Habib Hasnaoui est Né en Algérie, il grandit en France. Retour en terre natale pour accomplir son service militaire où finalement il s’installe pour démarrer sa vie d’adulte. Son histoire artistique commence là, ce qui ne devait être qu’un long fleuve tranquille se transforme en raz de marrée et il est  happé par les troubles qui soulèvent le pays dans les années 1990. Installé à Médéa, au cœur de la Mitidja, région surnommée le triangle de la mort, lui et sa famille sont dans l’œil du cyclone. Résigné, résistant, il ne déménage pas.

L’insoutenable ne laisse pas de place à l’inspiration et ses toiles restent vierges plusieurs années.

De cette période, de ces épreuves, lui reste une conscience exacerbée des douleurs du monde, une hypersensibilité aux souffrances qui l’entourent, et des saignées dans le cœur, des saignées dans le cerveau, des saignées sur la toile.

Au début des années 2000 Habib Hasnaoui refait la traversée dans l’autre sens et retrouve les gestes du peintre. D’abord assembleur de journaux, de papiers et d’affiches qu’il coupe, déchire et froisse dans ses collages. Ensuite, tout en gardant beaucoup de matière et le papier en filigrane derrière la couleur, viennent les quais et les ports.

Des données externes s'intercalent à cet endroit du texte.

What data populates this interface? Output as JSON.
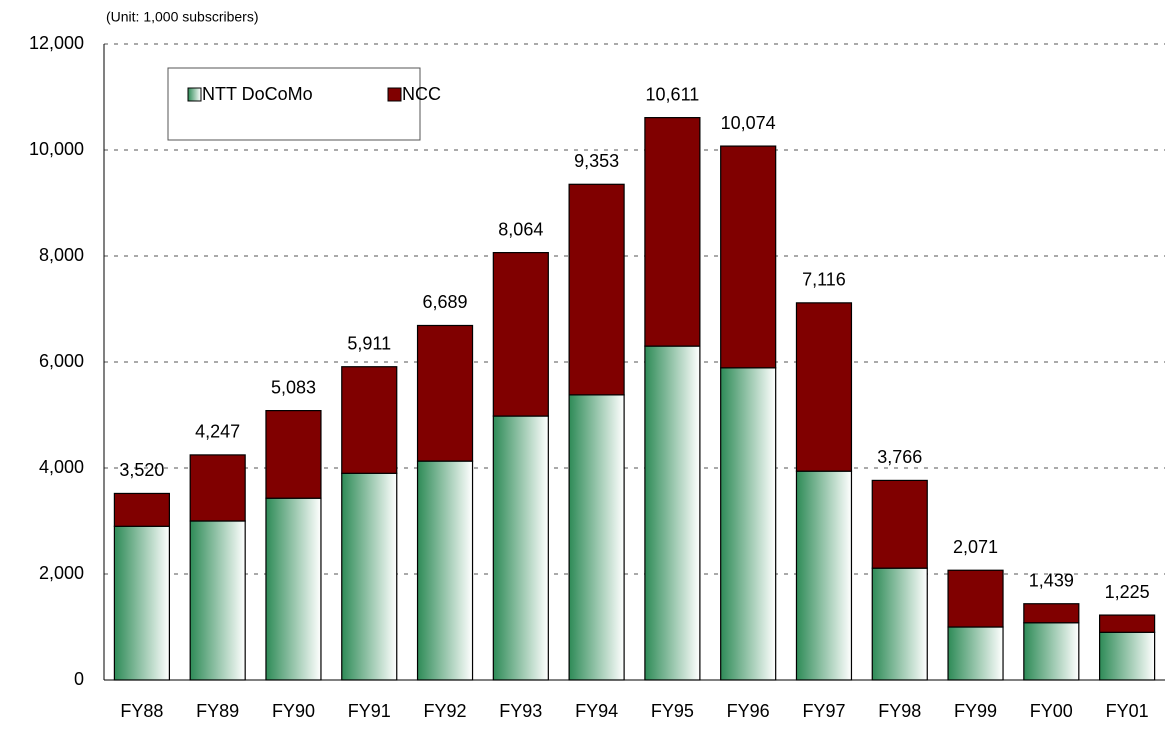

La méditerranée, ventre du monde, est un gouffre profond et insondable sur les versants duquel Habib Hasnaoui se tient.  Vertige à la limite de deux univers pourtant si proches. De deux pays qui se tournent le dos.

En écho à cette question de l’appartenance, Habib Hasnaoui griffonne ses œuvres d’une écriture automatique sibylline. Talisman mystérieux et incompréhensible, il exorcise sa frustration de ne pas maitriser l’écriture arabe. Il écrit une histoire qui n’est que traces, signes et intuitions, comme un hommage à sa mère, à la perplexité de sa mère analphabète face à la lettre, au mot et à la vie qui les anime.

La peinture de Habib Hasnaoui est revendicative, Il n’est pas dans une quête narcissique et esthétisante, le monde le traverse et jaillit en peinture. Loin d’une complaisante contemplation de ce qui l’entoure, le processus créateur chez cet artiste s’abreuve d’une perpétuelle confrontation au monde.

Dans l’oppressante densité du monde urbain, où les stimuli sont tellement nombreux que les hommes se jouxtent sans même s’apercevoir, se croisent sans jamais se toucher, se sentir, s’entendre et encore moins se comprendre, l’art expressionnisme de Habib Hasnaoui est une poche de résistance contre cette perte de sens, du sens de l’Autre, résistance contre l’oubli de la substantialité humaine, de l’être, de la présence.

La peinture de Habib Hasnaoui est faite des traces et des signes de la désaliénation. Iconographe des volontés et des consciences, l’artiste inscrit sur la toile les moindres mouvements, oscillations, pulsations du monde qui l’entoure. Ses toiles sont les murs sur lesquels la ville tatoue sa contestation.